The Forty Days of Musa Dagh - Historical Notes

Historical Notes

The Armenian resistance on Musa Dagh lasted, contrary to the book's title, for 53 days. The change of the days by Werfel "called up biblical associations: the flood lasted forty days and nights; Moses spent forty days and nights on Mount Sinai; Israel's time in the wilderness was forty years."

Werfel’s account of the French navy's role in the evacuation of Musa Dagh in September 1915 is based on official French diplomatic and naval archives that he secured through contacts at the French embassy in Vienna. Those ships that took part are accurately named, and included the French protected cruiser Guichen and the armored cruiser Jeanne D'Arc, as well as others under the command of Vice-Admiral Louis Dartige du Fournet, who received a posthumous medal from the French government in October 2010 for his role in transporting the 4,000 people left on the Damlayik to Port Said, Egypt.

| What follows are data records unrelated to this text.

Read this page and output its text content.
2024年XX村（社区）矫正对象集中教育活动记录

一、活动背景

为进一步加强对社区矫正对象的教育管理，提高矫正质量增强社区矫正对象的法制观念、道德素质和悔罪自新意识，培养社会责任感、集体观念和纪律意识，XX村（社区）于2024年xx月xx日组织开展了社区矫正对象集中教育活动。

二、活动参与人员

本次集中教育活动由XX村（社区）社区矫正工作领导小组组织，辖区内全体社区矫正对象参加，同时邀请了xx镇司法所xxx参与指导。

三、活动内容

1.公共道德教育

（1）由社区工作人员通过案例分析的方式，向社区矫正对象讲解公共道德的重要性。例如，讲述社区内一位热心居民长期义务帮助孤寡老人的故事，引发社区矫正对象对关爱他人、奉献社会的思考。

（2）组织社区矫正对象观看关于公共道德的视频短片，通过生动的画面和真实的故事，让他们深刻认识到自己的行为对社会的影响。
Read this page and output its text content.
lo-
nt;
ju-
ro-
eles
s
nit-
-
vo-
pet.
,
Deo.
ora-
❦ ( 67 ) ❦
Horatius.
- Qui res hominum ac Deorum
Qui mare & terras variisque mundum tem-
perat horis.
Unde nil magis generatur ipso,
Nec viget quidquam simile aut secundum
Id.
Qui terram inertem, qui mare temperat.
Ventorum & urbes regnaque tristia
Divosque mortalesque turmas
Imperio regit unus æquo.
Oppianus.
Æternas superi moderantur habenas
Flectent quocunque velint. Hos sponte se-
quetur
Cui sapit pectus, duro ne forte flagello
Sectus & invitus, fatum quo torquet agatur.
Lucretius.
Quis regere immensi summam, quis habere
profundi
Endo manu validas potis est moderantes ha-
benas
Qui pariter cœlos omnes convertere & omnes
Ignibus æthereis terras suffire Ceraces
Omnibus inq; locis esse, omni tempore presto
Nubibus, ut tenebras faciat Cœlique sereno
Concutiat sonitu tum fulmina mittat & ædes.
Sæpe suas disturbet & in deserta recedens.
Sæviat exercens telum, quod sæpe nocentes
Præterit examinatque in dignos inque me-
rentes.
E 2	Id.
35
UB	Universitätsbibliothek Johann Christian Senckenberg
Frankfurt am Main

Werfel’s Bagradian was inspired by the town's defense leader, Moses Derkalousdian. Unlike Bagradian, however, he survived the siege and moved to Beirut, Lebanon several years after the war ended and lived there for the next 70 years, serving in Lebanon's government for several decades as a quiet and shy member of Parliament. Derkalousdian died at the age of 99 in 1986.